While properties in more affluent, “established money” and lifestyle suburbs are likely to keep growing strongly in value, middle-tier properties and properties in the outer suburbs are likely to experience less capital growth due to strained affordability.
What worked for many over the first stage of this property cycle is unlikely to work as well over next year… the easy ride is over (for those who don’t adjust).
Remember, the price you pay for a property isn’t the same as the value you get.
Successful investors know the difference.
6. Invest for the long term
Buffett admits he can’t predict which way the markets will move in the short term and he is quite certain no one else can either.
So instead, he takes a long-term view of the market saying if you don’t feel comfortable owning a stock for 10 years, you shouldn’t own it for 10 minutes.
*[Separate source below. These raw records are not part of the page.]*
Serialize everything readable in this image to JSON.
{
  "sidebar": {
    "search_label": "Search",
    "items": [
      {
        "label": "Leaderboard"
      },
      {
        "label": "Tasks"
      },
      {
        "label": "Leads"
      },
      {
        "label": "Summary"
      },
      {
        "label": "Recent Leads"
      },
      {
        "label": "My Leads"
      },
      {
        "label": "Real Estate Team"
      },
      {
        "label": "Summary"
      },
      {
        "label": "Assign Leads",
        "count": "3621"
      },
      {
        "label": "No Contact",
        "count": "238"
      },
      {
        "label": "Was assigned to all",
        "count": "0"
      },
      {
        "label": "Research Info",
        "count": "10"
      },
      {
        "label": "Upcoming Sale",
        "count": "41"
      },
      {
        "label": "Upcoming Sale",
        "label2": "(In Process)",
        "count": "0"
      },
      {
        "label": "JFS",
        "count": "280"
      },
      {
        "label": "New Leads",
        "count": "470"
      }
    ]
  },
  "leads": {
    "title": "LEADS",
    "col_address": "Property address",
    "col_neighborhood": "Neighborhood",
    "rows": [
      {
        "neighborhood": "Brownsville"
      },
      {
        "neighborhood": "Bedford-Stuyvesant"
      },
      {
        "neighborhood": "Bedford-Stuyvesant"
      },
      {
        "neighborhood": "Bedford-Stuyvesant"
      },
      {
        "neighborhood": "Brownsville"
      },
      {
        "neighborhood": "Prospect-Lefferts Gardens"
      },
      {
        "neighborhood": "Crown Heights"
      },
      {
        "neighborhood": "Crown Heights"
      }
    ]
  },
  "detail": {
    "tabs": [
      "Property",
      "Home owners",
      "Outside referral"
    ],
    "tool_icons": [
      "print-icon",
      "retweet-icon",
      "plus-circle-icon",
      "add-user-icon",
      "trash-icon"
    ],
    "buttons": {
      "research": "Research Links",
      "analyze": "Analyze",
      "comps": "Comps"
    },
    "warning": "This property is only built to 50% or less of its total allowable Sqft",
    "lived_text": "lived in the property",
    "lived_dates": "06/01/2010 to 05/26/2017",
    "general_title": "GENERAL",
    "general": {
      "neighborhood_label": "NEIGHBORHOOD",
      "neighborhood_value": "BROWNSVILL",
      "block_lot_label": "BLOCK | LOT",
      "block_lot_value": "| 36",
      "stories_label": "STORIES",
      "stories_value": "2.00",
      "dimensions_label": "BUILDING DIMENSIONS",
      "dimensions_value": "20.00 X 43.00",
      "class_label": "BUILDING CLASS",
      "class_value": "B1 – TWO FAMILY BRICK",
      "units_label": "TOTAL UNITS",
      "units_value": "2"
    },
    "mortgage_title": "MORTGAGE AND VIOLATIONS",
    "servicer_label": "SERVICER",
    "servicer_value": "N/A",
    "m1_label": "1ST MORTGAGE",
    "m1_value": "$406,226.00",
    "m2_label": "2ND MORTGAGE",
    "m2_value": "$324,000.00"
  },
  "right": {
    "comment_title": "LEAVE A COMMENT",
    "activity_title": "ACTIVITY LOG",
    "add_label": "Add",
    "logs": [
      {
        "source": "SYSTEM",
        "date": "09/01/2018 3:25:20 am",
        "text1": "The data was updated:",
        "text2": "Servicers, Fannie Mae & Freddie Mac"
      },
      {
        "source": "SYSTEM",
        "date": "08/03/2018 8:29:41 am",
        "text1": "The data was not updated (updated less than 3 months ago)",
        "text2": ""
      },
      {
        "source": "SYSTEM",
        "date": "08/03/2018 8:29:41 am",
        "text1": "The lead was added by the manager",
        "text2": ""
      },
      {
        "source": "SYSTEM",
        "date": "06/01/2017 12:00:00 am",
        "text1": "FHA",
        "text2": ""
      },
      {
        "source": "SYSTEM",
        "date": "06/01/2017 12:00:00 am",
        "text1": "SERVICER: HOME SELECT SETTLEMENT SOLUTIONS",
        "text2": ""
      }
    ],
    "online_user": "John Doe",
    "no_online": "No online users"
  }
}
Similarly, those who have created wealth out of property took a long-term view.
This doesn’t mean buy and forget – you should regularly review your property portfolio.
When was the last time you checked to make sure you were getting the best rents or that your mortgage was appropriate for the current times?
Maybe it’s time to refinance against your increased equity and use the funds to buy further properties?
And sometimes it is appropriate to consider selling an underperforming property to enable you to buy a better investment.
7. Don’t invest in anything you don’t understand
During the boom years investors’ hungered for returns that took them into exotic terrain, whether they realised it or not.
Promoters often promised large profits using opaque schemes, and the same is starting to happen again as the new property cycle rolls on.
Warren Buffett never invests in anything he doesn’t understand – nor should you.
8. Manage your risks
Many investors don’t fully understand the risks associated with property investment and therefore don’t manage them correctly.
One common error is not having sufficient financial buffers to see them through from one property cycle to the next.
Smart investors have financial buffers in their lines of credit or offset accounts to not only cover their negative gearing but to see them through the downtimes as we experienced in the last few years.
They don’t only buy properties; they buy themselves time.
Another way smart investors minimise risk is to buy their properties in the correct ownership structures to legally minimise their tax and protect their assets.
A final lesson from the master is that…
Both good and bad times will come and go with surprising frequency over our investing lifetimes, but if we have a plan and stay focused on sound financial strategies, we can gain financial independence through prudent investing.